Chautauqua comes to Heritage Park Tuesday
Three figures from Nevada and American history will be brought back to life by performances from Carson Valley students on Tuesday when the annual Chautauqua in the Park is held at Heritage Park.
The Young Chautauqua performers will put on their blending of theater and history at 6:30 p.m. in a program that is free of charge to the public.
Peformances in the past have been held at Mormon Station State Park in Genoa, however, Douglas County Historical Society Education Director Iris Blaisdell said was moved to Heritage Park this year to provide a more central location.
“It’s a lot of fun,” said Blaisdell, who has served as director of the Young Chautauqua program since 2012. “People are welcome to bring their picnic lunch and just come out to see these kids.”

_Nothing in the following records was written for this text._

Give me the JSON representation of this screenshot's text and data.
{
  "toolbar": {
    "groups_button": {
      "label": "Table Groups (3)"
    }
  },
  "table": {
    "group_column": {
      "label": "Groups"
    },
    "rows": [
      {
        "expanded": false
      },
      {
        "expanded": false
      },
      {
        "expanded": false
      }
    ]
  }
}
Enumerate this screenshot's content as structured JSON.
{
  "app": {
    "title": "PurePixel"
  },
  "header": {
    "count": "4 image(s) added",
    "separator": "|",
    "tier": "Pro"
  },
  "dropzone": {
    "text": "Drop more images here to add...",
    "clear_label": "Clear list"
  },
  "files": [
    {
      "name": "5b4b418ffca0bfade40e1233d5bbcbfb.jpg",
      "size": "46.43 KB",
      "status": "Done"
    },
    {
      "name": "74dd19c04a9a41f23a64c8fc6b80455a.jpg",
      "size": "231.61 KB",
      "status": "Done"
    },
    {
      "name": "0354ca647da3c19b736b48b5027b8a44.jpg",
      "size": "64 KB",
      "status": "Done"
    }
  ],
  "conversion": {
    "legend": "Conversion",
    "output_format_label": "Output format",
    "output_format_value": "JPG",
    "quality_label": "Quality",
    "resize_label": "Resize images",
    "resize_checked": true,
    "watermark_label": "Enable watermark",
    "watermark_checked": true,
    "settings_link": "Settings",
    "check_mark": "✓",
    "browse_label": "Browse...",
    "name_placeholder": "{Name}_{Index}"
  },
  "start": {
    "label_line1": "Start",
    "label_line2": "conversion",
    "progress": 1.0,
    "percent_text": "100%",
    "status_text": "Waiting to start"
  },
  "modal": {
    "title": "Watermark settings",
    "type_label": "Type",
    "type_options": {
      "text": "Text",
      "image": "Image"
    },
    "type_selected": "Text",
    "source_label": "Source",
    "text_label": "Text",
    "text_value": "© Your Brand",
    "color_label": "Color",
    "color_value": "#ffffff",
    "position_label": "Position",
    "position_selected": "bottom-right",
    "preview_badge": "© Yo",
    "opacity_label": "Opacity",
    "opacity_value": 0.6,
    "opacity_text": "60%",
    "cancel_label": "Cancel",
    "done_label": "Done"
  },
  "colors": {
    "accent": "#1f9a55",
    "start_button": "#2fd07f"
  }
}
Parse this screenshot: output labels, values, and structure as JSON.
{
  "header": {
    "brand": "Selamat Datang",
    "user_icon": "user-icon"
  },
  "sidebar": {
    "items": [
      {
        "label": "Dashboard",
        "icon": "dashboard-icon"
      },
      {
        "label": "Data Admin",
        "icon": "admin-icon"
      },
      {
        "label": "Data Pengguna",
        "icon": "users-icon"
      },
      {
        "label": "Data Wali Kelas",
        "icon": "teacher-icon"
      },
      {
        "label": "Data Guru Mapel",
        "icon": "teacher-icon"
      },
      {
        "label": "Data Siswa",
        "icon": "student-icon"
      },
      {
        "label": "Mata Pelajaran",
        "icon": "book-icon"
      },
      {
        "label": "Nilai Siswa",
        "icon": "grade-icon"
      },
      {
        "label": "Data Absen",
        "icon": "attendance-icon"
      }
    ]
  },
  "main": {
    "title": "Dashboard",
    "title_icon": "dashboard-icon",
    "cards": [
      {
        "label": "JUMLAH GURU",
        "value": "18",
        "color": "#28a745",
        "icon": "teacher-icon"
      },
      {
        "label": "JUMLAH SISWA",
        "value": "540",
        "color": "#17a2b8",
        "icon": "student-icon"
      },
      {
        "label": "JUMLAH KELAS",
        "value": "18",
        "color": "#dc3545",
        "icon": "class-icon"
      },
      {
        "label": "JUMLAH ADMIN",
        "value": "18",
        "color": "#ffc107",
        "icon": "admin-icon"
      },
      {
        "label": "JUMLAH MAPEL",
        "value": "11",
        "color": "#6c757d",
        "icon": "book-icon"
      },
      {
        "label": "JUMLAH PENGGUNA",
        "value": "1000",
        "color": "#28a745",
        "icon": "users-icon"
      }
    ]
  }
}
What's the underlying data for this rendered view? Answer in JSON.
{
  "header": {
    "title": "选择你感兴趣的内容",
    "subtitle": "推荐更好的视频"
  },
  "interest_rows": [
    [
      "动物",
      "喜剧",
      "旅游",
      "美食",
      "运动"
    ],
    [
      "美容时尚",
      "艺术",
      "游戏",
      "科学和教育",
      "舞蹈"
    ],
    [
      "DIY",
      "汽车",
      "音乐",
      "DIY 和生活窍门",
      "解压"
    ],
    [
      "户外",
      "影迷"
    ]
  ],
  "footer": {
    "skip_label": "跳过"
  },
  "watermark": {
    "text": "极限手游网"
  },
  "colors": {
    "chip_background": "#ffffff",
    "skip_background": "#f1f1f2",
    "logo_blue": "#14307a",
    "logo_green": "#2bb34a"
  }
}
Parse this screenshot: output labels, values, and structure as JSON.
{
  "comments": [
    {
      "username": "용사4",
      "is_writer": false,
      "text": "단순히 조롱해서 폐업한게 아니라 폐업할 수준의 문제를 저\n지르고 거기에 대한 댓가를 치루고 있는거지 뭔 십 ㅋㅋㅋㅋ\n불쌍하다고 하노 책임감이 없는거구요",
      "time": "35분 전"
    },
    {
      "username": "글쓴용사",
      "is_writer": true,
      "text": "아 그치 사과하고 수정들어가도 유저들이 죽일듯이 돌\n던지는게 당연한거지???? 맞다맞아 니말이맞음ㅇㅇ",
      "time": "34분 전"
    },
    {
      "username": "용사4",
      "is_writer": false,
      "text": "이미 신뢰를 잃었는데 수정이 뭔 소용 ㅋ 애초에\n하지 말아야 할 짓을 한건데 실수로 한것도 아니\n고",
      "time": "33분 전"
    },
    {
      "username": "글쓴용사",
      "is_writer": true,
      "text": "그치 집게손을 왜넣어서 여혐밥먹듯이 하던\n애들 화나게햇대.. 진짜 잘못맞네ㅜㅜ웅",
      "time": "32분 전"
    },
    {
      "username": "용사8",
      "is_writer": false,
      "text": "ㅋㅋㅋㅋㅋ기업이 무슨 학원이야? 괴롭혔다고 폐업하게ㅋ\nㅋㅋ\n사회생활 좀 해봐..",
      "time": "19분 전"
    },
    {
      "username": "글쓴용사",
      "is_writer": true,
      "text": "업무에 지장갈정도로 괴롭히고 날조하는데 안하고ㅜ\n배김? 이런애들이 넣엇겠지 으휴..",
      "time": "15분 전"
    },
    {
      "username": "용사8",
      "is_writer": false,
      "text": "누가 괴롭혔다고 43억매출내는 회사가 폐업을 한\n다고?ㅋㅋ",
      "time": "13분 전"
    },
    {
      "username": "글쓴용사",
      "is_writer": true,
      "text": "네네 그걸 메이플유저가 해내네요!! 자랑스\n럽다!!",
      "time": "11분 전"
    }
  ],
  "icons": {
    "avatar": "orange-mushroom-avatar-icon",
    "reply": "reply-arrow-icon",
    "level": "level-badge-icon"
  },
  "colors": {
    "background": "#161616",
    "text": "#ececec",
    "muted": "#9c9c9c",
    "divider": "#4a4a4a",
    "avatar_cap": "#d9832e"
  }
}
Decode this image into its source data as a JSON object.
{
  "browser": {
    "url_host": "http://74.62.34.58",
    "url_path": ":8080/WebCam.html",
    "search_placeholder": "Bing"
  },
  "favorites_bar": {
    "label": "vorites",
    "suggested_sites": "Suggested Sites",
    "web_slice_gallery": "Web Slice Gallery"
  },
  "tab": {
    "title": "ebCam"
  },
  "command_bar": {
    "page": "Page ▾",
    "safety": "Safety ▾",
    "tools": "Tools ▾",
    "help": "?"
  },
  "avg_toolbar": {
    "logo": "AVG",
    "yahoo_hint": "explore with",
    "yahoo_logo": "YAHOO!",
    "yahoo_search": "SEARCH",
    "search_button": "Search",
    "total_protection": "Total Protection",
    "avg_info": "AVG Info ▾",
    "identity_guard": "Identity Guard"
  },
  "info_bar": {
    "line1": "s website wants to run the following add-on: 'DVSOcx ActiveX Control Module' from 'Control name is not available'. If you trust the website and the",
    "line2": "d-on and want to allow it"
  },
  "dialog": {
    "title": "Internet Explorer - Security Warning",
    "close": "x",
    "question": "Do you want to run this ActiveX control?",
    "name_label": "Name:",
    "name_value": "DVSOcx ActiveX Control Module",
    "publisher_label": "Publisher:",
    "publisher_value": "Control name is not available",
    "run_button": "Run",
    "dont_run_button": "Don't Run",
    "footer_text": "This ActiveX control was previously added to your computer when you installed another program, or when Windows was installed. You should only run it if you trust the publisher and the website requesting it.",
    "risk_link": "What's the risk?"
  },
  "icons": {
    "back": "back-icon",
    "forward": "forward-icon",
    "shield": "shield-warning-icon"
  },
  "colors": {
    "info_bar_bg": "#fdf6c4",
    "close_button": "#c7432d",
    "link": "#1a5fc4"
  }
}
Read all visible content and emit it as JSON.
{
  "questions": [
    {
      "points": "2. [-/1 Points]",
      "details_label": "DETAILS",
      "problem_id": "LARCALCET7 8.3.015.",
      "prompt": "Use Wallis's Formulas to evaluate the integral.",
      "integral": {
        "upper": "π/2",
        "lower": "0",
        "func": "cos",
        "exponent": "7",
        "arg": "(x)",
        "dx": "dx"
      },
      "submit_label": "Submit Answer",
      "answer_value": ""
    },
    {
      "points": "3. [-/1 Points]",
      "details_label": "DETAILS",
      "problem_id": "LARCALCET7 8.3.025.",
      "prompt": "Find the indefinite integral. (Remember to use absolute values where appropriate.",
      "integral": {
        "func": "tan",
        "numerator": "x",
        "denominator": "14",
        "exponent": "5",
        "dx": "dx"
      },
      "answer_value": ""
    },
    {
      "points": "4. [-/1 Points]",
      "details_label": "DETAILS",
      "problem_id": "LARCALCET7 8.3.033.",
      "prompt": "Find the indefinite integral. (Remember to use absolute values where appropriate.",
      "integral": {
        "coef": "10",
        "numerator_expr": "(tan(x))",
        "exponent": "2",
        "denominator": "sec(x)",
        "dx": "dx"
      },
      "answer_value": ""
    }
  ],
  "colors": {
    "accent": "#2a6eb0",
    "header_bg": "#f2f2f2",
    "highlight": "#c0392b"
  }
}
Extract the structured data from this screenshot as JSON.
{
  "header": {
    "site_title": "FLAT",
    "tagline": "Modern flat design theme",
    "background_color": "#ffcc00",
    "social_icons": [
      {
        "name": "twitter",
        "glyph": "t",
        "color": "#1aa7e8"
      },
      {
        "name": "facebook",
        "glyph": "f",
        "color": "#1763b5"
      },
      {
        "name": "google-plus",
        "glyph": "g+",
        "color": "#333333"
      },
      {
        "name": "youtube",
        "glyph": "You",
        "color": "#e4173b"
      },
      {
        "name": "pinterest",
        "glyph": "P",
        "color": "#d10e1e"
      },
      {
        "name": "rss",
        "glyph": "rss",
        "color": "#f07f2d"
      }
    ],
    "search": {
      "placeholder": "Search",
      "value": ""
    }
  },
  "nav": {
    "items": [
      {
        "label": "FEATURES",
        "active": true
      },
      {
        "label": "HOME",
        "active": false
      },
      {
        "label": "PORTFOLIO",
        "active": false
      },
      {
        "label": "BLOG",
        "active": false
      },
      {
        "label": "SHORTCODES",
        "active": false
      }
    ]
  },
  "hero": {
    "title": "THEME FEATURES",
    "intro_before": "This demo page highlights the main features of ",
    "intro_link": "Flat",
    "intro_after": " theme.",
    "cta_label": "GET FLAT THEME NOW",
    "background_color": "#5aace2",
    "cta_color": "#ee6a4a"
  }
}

The presentations will be given by:
■ August James, 10, Minden Elementary School student, will portray Meriweather Lewis, an explorer and soldier who led the Lewis & Clark Expedition of 1804-06 that chartered lands of the Louisiana Purchase all the way to the Pacific Coast;
■ Sandia Johnson, 12, a homeschooled student who is just completing her sixth grade year, will portray Sarah Olds, who lived on a homestead near Pyramid at the turn of the 20th century and wrote “Twenty Miles From a Match;”
■ Emily Willis, 13, a homeschooled student who is just completing her seventh grade year, will portray Dat-So-La-Lee, legendary Washoe basket weaver who is believed to have been born around 1829 near Sheridan.
The students began extensive work on their projects in January, volunteer assistant Barbara Byington explained. They have met every other week for one hour to research their character and prepare for the performances.
“They have to research the person, they might read six or seven books and go to the Internet,” Byington said. “They get information together, memorize it and then they have to learn how to repeat it.”
Students have prepared by performing their skit at least three times before classrooms at Carson Valley schools and service clubs.
As part of her research, Sandia interviewed Carson Valley resident John Raker, a direct descendent of Olds. “I learned country school teachers were important to her. All of her girls grew up to be school teachers,” Sandia said.
August said he became interested in his subject by reading of the Lewis & Clark Expedition.
“When I was learning about him in school and learned about his expeditions, I thought he was pretty cool,” August explained when asked why he chose Lewis. “I learned when he was 13, he went from Georgia to Virginia on his own.”
While this is the Emily’s fourth Young Chautauqua performance — she previously portrayed Golda Meir, Laura Ingalls Wilder and Queen Anna Nzinga — she says this is her favorite.
“I’m a pattern person — I like to make patterns — and she was a basket maker,” she said during a recent dress rehearsal at the Carson Valley Museum and Cultural Center.
“I made the belt, mom made my dress and my grandparents helped because I needed brass buttons to use for props,” she added of her costume, noting the buttons were believed to have been a gift from John C. Fremont.
Portraying a character from Carson Valley’s past held special meaning, she explained.
“I made an appointment to go to the state museum so I could see her baskets,” she said. “When I saw them in person, saw the red and black, it brought me closer to her. It gave me a better idea seeing how things were back then, and it was interesting to see how people lived around where I am.”